Langfristige Lösung gefunden

Der Mietvertrag ist auf ein Jahr ausgelegt mit der Option auf Verlängerung. „Dieser Aspekt war uns besonders wichtig. Denn wir haben uns bewusst gegen Veranstaltungsorte, Bildungseinrichtungen oder Sporthallen entschieden, damit wir nicht irgendwann in die Situation kommen dort den Betrieb zu blockieren. In Eiserfeld können wir stattdessen langfristig ein gut organisiertes Impfzentrum etablieren ohne jemanden einzuschränken“, erklärt Thiemo Rosenthal, der Leiter des Krisenstabs.

Das große Gebäude an der Eiserfelder Straße unweit der A45 wurde zuletzt als Baumarkt und Baustoffhandel genutzt. Einen Teil davon hat der Kreis jetzt angemietet. Rund 1.300 Quadratmeter misst die leerstehende Halle im Siegener Süden. Der Gebäudeteil ist komplett barrierefrei und mit Bus und Bahn gut zu erreichen. Schritt für Schritt wird jetzt die nötige Infrastruktur eingerichtet: Anmeldung, Wartebereiche und Impfstraßen.

Zuständigkeiten genau geregelt

Das Land Nordrhein-Westfalen ist verantwortlich für den Prozess des Impfens. Dazu gehören auch die Logistik und der Transport der Impfstoffe im Land und die Bereitstellung des Impfzubehörs wie Spritzen und Kanülen. Der Bund wiederum übernimmt die Beschaffung des Impfstoffs. Zudem erarbeitet die Ständige Impfkommission (STIKO) Antworten auf die Fragen, wer, wann und warum zuerst geimpft werden wird. Der bereitgestellte Impfstoff soll bedingungslos allen Teilen der Bevölkerung freiwillig zur Verfügung stehen. In der Anfangsphase der anlaufenden Impfstoffproduktion sind das vor allem vier Gruppen: Bewohnern und Personal in stationären Pflegeinrichtungen, Personal in Krankenhäusern, medizinisch-pflegerischem Personal und mobilen vulnerablen Personen.

In wenigen Wochen können sich am Standort im Kreis Siegen-Wittgenstein dann bis zu 1.000 Menschen pro Tag impfen lassen. Dazu kommen rund 400 Impfungen von mobilen Teams, die zu pflegebedürftigen Menschen und in Gemeinschaftseinrichtungen fahren. Das medizinische Personal stellt die Kassenärztliche Vereinigung Westfalen-Lippe (KVWL) zur Verfügung. Die medizinische Leitung wird Dr. Thomas Gehrke aus Siegen übernehmen. „Mit der KVWL stehen wir schon lange in engem Kontakt und sind dankbar für die Unterstützung und die gute Koordination. Wir freuen uns auch sehr auf die Zusammenarbeit mit Dr. Thomas Gehrke, den wir als ehemaligen Chefarzt unseres Kreisklinikums bereits gut kennen“, so Müller.

Kreis stellt Mitarbeiter für Organisation

Zwei Impfungen pro Person im Abstand von, je nach Impfstoff, drei oder vier Wochen sind nötig um wirksam gegen Covid-19 geschützt zu sein. Viel Vorarbeit ist schon getan. Aktuell läuft die Personalakquise, denn auch der Kreis wird Mitarbeiter für den Betrieb des Impfzentrums bereitstellen, etwa für die Verwaltung, den Winterdienst oder die Reinigung des Gebäudes.
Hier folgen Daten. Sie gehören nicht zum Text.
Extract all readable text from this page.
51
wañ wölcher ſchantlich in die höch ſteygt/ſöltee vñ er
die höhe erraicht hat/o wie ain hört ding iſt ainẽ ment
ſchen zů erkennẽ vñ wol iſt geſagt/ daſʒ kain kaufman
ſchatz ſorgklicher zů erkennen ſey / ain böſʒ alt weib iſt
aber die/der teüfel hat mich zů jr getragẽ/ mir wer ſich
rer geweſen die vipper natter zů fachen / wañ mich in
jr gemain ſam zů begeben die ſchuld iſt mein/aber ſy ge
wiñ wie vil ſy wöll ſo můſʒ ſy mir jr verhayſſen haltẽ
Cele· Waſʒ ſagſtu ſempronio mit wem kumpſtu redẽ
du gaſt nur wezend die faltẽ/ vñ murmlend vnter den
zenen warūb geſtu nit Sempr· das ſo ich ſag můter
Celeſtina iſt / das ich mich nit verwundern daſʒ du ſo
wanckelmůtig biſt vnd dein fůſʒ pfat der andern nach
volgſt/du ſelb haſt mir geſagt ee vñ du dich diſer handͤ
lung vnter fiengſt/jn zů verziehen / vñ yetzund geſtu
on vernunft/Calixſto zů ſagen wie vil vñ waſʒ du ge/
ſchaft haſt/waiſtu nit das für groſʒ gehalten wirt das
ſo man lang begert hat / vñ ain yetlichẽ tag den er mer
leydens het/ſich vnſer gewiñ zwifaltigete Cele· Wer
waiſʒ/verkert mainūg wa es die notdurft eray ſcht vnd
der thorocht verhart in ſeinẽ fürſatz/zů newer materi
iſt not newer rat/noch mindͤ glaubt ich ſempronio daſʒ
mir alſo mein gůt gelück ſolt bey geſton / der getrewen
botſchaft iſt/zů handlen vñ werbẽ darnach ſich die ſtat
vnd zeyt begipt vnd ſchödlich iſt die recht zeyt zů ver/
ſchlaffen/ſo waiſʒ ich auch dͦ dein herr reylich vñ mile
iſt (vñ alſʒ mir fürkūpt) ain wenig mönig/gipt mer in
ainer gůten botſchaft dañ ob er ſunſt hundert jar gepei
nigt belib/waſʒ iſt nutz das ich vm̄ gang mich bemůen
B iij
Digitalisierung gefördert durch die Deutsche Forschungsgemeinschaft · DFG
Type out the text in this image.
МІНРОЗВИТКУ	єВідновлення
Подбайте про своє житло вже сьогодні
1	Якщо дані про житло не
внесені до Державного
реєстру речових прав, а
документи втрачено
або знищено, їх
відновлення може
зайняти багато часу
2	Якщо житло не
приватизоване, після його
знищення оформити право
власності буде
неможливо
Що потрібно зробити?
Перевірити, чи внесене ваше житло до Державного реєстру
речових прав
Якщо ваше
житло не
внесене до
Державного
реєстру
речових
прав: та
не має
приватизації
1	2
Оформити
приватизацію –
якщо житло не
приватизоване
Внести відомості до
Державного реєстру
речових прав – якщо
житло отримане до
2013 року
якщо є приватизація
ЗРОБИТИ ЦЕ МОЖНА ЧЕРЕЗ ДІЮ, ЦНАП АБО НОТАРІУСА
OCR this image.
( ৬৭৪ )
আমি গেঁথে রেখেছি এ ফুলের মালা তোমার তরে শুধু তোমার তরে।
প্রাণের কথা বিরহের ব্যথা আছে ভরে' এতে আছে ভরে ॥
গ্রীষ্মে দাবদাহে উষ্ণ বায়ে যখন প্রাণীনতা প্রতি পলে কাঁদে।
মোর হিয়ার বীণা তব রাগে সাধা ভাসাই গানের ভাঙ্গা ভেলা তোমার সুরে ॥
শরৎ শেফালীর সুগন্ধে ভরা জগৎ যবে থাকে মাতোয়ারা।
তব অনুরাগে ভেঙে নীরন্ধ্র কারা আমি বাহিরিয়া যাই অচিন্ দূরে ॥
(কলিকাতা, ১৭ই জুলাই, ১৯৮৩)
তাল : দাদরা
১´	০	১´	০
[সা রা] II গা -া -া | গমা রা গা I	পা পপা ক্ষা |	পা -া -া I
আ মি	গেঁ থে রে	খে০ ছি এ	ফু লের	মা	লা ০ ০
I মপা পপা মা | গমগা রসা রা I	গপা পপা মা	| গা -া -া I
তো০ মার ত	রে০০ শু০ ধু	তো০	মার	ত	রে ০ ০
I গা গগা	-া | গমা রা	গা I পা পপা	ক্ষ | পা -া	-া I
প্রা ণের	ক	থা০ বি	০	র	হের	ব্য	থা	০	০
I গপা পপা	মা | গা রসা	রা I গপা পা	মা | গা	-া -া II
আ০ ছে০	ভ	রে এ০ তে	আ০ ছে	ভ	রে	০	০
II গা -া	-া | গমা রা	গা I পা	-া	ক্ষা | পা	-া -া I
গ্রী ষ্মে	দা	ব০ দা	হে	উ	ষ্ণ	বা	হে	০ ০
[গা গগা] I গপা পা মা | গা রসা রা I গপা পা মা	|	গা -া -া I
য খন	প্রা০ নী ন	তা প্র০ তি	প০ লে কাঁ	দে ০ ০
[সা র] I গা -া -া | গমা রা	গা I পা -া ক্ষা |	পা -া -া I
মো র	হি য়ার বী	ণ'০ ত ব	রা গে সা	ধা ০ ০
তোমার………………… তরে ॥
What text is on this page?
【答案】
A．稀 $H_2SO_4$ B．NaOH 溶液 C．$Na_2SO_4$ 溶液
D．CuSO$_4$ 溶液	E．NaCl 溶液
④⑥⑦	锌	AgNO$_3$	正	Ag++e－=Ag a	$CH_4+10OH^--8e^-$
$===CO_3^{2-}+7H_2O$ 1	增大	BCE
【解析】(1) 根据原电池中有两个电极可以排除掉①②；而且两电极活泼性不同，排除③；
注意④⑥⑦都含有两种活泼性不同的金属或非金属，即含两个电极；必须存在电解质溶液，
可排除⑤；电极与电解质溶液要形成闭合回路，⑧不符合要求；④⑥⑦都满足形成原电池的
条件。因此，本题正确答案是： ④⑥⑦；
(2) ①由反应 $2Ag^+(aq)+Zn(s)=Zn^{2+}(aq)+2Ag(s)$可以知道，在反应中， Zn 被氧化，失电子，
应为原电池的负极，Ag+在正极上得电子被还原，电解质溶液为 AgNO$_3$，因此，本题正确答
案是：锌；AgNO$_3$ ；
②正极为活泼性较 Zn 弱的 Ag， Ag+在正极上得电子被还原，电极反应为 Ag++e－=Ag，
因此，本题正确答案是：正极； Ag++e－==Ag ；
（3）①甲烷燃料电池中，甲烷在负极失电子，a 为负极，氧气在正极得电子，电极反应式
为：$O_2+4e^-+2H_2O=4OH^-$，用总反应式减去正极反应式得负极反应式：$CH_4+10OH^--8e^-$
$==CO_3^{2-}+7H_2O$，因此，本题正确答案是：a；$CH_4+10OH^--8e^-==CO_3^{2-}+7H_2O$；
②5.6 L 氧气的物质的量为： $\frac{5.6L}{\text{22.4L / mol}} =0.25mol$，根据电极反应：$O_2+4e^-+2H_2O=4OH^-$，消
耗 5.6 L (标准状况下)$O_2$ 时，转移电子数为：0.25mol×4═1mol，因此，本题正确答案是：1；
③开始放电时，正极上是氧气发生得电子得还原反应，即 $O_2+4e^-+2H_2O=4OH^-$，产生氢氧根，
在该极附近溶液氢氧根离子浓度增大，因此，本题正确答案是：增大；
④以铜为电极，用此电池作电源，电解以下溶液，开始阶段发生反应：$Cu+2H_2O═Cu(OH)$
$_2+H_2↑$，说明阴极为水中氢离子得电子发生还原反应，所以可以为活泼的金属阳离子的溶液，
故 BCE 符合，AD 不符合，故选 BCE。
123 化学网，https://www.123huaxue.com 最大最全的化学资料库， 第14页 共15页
Eine Sicherheitsfirma wird den Zugang regeln. Genaue Informationen zur Terminvergabe und dem Ablauf werden folgen.

„Bei der Organisation dieses Impfzentrums haben im Vorfeld schon viele Akteure Hand in Hand zusammen gearbeitet. Deswegen gilt mein besonderer Dank auch den hiesigen Feuerwehren, dem THW, dem DRK, den Maltesern und den Mitarbeitern der Kreisverwaltung, die uns schon tatkräftig unterstützt haben und auch im Aufbau und Betrieb des Zentrums weiter unterstützen werden“, so der Landrat weiter.